Lekatnya mudik dan keluarga juga berkaitan dengan gagasan mengenai ”asal” dalam khazanah kebudayaan Indonesia.

Sebagaimana pernah disampaikan Guru Besar Antropologi Universitas Gadjah Mada Heddy Shri Ahimsa-Putra, tradisi Lebaran, seperti mudik, kumpul keluarga besar, dan bersilaturahmi, adalah pengejawantahan itikad manusia untuk kembali pada akar tradisi tempatnya berasal.

Dorongan untuk kembali ke asal tak bisa dipisahkan dari arti Idul Fitri itu sendiri.

Menurut Direktur Eksekutif Aliansi Indonesia Damai Hasibullah Satrawi, Idul Fitri dalam bahasa Arab memiliki dimensi kembali ke fitrah.

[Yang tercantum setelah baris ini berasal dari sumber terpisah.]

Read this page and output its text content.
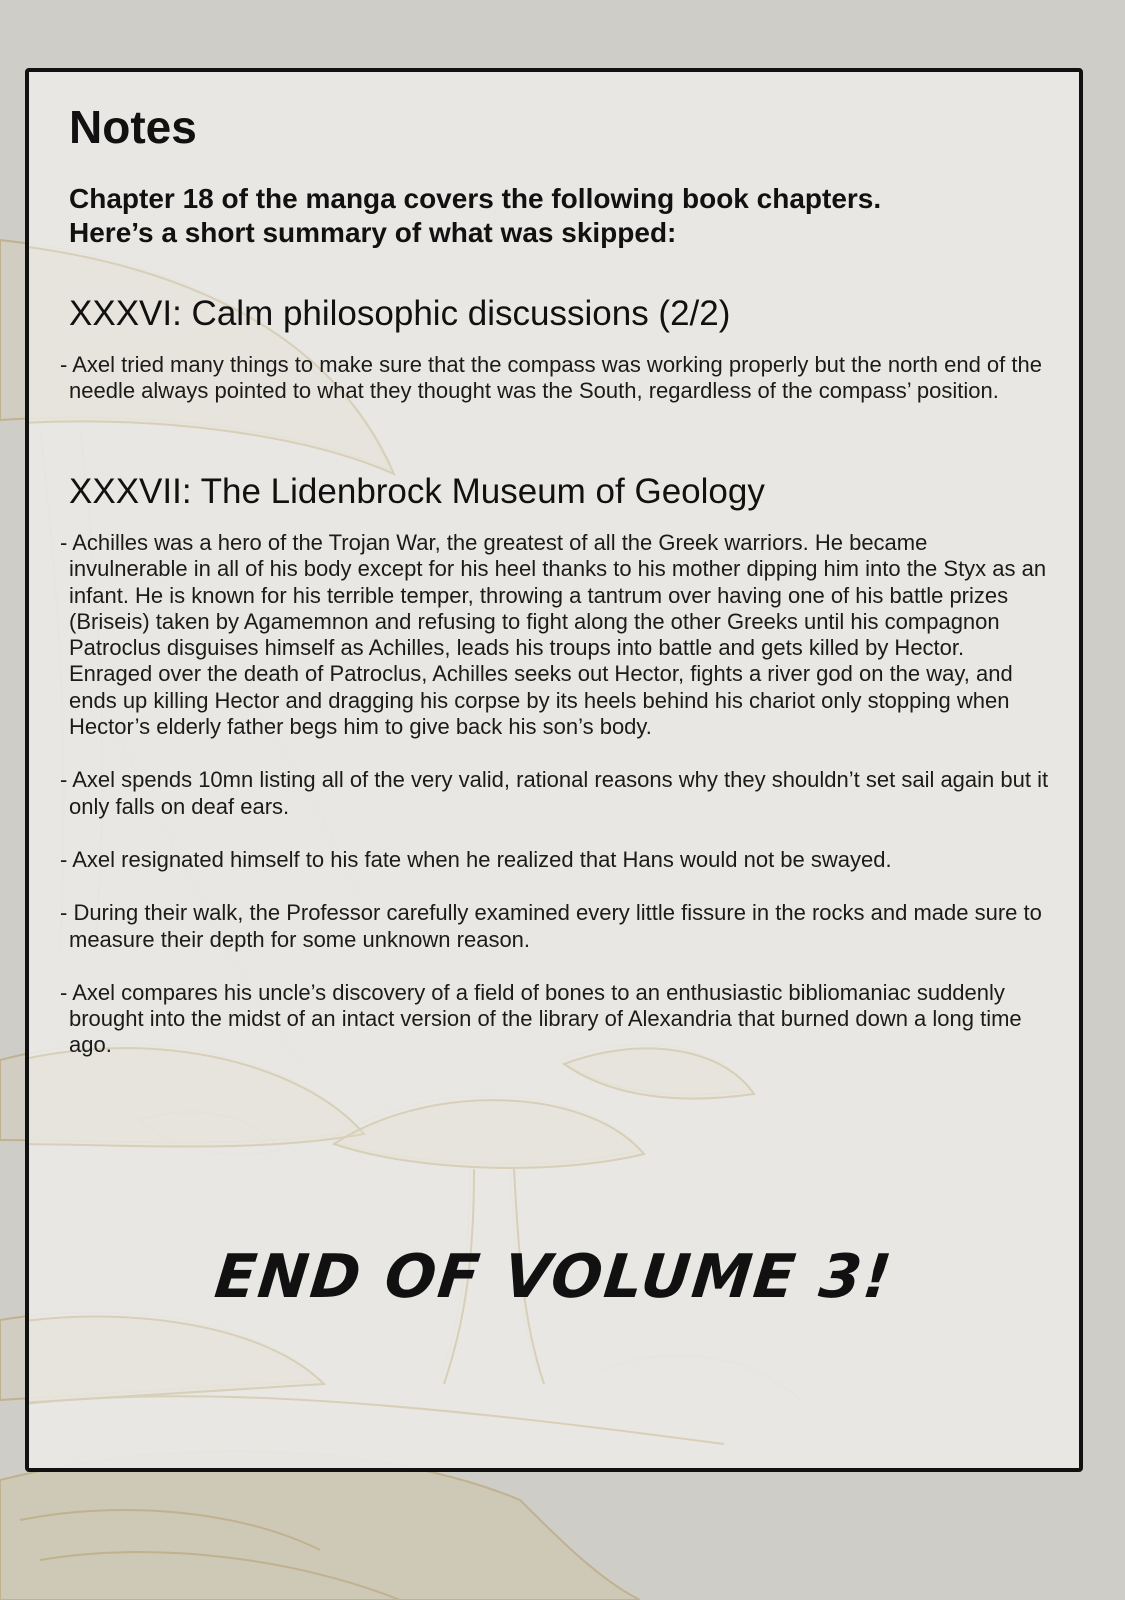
Notes

Chapter 18 of the manga covers the following book chapters.
Here’s a short summary of what was skipped:

XXXVI: Calm philosophic discussions (2/2)

- Axel tried many things to make sure that the compass was working properly but the north end of the needle always pointed to what they thought was the South, regardless of the compass’ position.

XXXVII: The Lidenbrock Museum of Geology

- Achilles was a hero of the Trojan War, the greatest of all the Greek warriors. He became invulnerable in all of his body except for his heel thanks to his mother dipping him into the Styx as an infant. He is known for his terrible temper, throwing a tantrum over having one of his battle prizes (Briseis) taken by Agamemnon and refusing to fight along the other Greeks until his compagnon Patroclus disguises himself as Achilles, leads his troups into battle and gets killed by Hector. Enraged over the death of Patroclus, Achilles seeks out Hector, fights a river god on the way, and ends up killing Hector and dragging his corpse by its heels behind his chariot only stopping when Hector’s elderly father begs him to give back his son’s body.

- Axel spends 10mn listing all of the very valid, rational reasons why they shouldn’t set sail again but it only falls on deaf ears.

- Axel resignated himself to his fate when he realized that Hans would not be swayed.

- During their walk, the Professor carefully examined every little fissure in the rocks and made sure to measure their depth for some unknown reason.

- Axel compares his uncle’s discovery of a field of bones to an enthusiastic bibliomaniac suddenly brought into the midst of an intact version of the library of Alexandria that burned down a long time ago.

END OF VOLUME 3!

Adapun fitrah bisa dimaknai sebagai sifat asal yang suci dan bersih.

Kembali ke keluarga, kembali ke fitrah

Sinergi antara nilai kekerabatan dalam budaya bangsa dan ajaran agama lantas membuat fitrah kerap disimbolkan dalam rupa keluarga di daerah asal.

Inilah mengapa berjuta warga Indonesia berduyun-duyun melakukan perjalanan mudik menjelang Lebaran.

Survei Kementerian Perhubungan menunjukkan, sekitar 100,6 juta penduduk Indonesia diprediksi akan melakukan perjalanan mudik supaya dapat merayakan Idul Fitri di kampung halaman bersama keluarga terkasih.

Kaitan antara fitrah dan keluarga juga tecermin melalui hal-hal yang disukai responden saat merayakan Lebaran.

Sebagian masyarakat mengaku memfavoritkan momen berkumpul bersama keluarga saat Lebaran.

Menariknya, kesukaan berkumpul bersama keluarga tidak hanya terbatas pada mereka yang masih hidup di dunia ini saja.

Ini tergambar dari adanya 9,3 persen responden yang melakukan kegiatan ziarah ke makam para leluhur sewaktu Lebaran.

Semangat mencapai kembali fitrah saat Idul Fitri semakin muncul ketika ada yang menyebutkan menyukai kegiatan silaturahmi dengan keluarga atau kerabat.

Momen bermaaf-maafan pun akan semakin lebur dan akrab ketika menyantap hidangan spesial Lebaran, seperti ketupat, opor ayam, sambal goreng, dan semur daging.

Sebagian lagi menyatakan menantikan sajian khas seperti itu ketika merayakan Idul Fitri.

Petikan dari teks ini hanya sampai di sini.